A bonificação dos juros, indexados à Euribor, até 75% no crédito para compra, construção ou reabilitação de habitação própria e permanente com taxa de esforço superior a 35%, inclusive, vai abranger contratos até 250 mil euros e não até 200 mil euros como proposto anteriormente, e que tenham sido celebrados até dia 15 de março e não até ao final do ano passado, como definia o documento em consulta pública. O apoio terá efeitos retroativos a 1 de janeiro, anunciou esta quinta-feira o primeiro-ministro, António Costa, durante o briefing do Conselho de Ministros.
O chefe do governo afirmou que o alargamento da medida relativamente aos montantes em dívida e à data limite de celebração dos contratos "resultou dos contributos que o executivo acolheu, enquanto o pacote esteve em discussão pública", até ao passado dia 13.
"O apoio máximo será de 720 euros anuais, ou seja, 60 euros opor mês", revelou o chefe do governo. Destina-se a famílias com rendimentos até ao sexto escalão de IRS (38 632), indicou o primeiro-ministro, não conseguindo adiantar quantos agregados poderão beneficiar da bonificação, porque "vai depender da taxa de esforço" dos mutuários.
"A operacionalização será feita pelas instituições financeiras que farão o cálculo da bonificação que será creditada na conta dos contribuintes, o processo será automático", explicou o ministro das Finanças, Fernando Medina.

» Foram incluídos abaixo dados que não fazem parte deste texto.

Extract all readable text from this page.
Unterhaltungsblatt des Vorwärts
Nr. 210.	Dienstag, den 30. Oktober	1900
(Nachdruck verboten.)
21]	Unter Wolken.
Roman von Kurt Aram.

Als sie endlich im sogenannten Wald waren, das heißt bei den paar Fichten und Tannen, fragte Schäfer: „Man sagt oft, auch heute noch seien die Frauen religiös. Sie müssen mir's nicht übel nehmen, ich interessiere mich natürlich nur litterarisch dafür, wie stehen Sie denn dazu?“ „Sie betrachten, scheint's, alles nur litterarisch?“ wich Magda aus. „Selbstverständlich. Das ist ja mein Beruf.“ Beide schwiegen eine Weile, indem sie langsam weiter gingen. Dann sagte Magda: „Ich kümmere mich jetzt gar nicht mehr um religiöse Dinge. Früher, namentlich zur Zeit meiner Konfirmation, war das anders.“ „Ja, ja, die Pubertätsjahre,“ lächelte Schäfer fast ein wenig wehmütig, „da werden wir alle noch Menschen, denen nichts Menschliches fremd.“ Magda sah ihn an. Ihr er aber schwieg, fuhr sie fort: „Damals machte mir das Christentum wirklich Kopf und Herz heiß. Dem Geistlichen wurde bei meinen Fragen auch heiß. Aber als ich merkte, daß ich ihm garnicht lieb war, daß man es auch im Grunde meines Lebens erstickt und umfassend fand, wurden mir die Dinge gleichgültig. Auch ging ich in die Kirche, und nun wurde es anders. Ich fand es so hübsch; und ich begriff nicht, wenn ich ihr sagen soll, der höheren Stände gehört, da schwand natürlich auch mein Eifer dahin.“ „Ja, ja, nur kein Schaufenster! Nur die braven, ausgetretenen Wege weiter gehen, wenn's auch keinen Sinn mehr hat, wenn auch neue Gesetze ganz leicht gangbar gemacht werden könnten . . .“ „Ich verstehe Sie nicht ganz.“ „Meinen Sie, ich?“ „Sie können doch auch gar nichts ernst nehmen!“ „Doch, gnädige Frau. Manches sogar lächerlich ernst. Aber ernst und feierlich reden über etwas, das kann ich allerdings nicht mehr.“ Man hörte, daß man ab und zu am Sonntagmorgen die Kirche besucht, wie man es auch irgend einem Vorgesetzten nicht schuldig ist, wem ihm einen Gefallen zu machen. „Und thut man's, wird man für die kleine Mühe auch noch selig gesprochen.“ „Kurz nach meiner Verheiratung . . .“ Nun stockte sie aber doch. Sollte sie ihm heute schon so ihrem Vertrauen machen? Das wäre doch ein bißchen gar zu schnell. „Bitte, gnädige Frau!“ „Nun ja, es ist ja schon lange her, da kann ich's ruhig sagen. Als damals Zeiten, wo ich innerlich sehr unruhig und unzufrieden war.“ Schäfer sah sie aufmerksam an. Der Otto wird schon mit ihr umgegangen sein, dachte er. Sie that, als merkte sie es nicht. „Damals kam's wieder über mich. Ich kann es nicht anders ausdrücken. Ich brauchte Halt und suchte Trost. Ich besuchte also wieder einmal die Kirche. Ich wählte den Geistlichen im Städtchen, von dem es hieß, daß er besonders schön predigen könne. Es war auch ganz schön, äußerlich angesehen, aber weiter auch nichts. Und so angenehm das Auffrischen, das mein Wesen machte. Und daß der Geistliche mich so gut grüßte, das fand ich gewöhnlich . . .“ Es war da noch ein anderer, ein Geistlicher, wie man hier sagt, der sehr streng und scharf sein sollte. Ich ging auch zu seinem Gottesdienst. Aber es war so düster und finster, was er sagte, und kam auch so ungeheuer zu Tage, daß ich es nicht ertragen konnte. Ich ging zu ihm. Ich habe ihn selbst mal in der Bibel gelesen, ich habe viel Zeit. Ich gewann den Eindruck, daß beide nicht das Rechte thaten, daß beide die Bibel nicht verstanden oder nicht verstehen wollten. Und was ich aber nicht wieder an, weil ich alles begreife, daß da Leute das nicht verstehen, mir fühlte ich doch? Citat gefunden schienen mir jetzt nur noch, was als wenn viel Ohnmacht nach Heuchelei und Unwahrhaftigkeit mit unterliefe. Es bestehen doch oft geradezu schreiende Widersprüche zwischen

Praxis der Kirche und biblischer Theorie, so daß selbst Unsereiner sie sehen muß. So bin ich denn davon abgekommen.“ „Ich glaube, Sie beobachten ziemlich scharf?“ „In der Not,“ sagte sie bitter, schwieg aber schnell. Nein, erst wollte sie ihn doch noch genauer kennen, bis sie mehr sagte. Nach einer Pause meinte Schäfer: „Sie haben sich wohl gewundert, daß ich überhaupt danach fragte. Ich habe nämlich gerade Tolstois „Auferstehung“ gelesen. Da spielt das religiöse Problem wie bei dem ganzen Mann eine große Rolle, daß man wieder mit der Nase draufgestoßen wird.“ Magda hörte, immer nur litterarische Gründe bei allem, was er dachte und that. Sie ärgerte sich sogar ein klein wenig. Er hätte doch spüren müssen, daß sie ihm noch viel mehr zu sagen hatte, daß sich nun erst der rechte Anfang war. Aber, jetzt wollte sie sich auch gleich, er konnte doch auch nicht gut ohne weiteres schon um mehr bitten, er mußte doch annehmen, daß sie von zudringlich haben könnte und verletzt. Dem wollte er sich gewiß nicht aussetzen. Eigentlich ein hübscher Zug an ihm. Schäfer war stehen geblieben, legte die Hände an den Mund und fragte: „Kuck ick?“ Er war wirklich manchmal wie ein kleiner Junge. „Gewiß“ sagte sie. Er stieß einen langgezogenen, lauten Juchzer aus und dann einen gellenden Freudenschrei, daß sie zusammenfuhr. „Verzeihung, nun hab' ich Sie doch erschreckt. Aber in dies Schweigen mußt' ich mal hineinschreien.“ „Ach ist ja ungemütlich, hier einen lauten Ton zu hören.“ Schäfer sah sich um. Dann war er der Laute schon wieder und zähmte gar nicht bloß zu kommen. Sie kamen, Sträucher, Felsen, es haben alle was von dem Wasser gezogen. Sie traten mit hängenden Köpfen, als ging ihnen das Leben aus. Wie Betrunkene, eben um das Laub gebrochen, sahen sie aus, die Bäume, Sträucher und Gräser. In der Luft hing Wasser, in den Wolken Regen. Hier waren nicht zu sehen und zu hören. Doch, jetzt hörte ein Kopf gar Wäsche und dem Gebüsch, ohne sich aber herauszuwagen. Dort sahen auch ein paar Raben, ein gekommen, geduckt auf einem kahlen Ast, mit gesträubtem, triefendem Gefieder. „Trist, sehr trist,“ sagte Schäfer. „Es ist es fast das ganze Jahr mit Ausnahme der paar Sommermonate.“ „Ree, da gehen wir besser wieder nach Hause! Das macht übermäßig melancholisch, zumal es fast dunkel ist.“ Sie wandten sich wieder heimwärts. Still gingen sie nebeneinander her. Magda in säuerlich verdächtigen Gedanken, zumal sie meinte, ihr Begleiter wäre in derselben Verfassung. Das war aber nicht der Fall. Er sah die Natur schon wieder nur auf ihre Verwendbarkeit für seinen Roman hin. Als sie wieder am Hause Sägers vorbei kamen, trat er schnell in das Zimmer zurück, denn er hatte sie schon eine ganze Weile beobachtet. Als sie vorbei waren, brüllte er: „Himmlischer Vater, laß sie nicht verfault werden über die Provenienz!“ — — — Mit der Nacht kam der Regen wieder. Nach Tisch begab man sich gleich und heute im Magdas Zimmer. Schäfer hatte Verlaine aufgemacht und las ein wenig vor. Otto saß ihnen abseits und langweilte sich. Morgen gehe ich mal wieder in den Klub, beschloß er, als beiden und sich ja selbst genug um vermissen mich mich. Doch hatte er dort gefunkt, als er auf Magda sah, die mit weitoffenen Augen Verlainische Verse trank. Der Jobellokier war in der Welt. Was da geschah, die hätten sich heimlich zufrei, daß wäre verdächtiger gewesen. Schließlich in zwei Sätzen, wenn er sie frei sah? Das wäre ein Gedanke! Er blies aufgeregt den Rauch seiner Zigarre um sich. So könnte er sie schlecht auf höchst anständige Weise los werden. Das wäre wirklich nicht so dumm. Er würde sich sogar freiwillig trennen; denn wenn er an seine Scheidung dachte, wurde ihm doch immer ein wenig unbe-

"É uma medida que vigorará até ao final do ano, podendo ser renovada se até lá não se verificar uma normalização das taxas de juro", sinalizou António Costa.
O primeiro-ministro esclareceu que o sexto escalão de IRS "refere-se ao que está atualmente em vigor em 2023", isto é, até rendimentos anuais de 38 632 euros.
A bonificação dos juros aplica-se sempre que tenha havido um aumento das taxas de juro variáveis (Euribor) superior a 3% relativamente ao valor do indexante à data da celebração do contrato. António Costa explicou que o apoio irá aplicar-se ao diferencial "entre o valor da taxa de juro contratualizado e o aumento de 3%".
"Este apoio variará consoante os rendimento", precisou António Costa. Assim, rendimentos até ao quarto escalão do IRS" (até 20 700) terão um apoio de 75%. Famílias no quinto (entre 20 700 e 26 355 euros) e no sexto escalão (entre 26 355 e 38 632 euros) poderão beneficiar de uma bonificação de 50% dos juros.
O primeiro-ministro deu alguns exemplo do montante dos apoios em causa. No caso "de uma família até ao terceiro escalão [entre 11 284 a 15 992 euros anuais] que tenha contratualizado uma taxa de 0,25% e que agora esteja nos 3,7% poderá beneficiar de uma bonificação de 61 euros por mês".
"Uma família do sexto escalão que tenha contratado a taxa zero e que agora esteja em a 4,5%, o apoio será 88 de euros mensais", detalhou António Costa.
Mantém-se contudo uma condição de acesso, que já constava no pacote submetido a consulta pública: famílias que tenham poupanças superiores a 29 786 euros vão ficar excluídas do apoio à bonificação dos juros, mesmo que cumpram os critérios de acesso, como a taxa de esforço ou o valor ainda em dívida do crédito à habitação.
"Essa condição existe, porque quem tem património tem acesso à amortização do seu empréstimo", justificou António Costa.
O texto colocado em consulta pública dita que "não são elegíveis os mutuários que sejam titulares de património mobiliário, que inclua, nomeadamente, depósitos, instrumentos financeiros, seguros de capitalização, planos poupança reforma (PPR) ou certificados de aforro ou tesouro, com valor total superior a 62 vezes o Indexante de Apoios Sociais (IAS)". Uma vez que o atual valor do IAS é de 480,43 euros, o limite fixado é de 29 786,66 euros.
O primeiro-ministro esclareceu que o custo desta medida conjugada com a do apoio à renda rondará os 460 milhões de euros, ou seja, é inferior aos 900 milhões anunciados inicialmente para o o pacote Mais Habitação, porque neste montante estão também "um conjunto de outros benefícios fiscais que só serão legislados no Conselho de Ministros do dia 30".
(Notícia atualizada às 17h07 com a correção dos valores dos escalões de IRS)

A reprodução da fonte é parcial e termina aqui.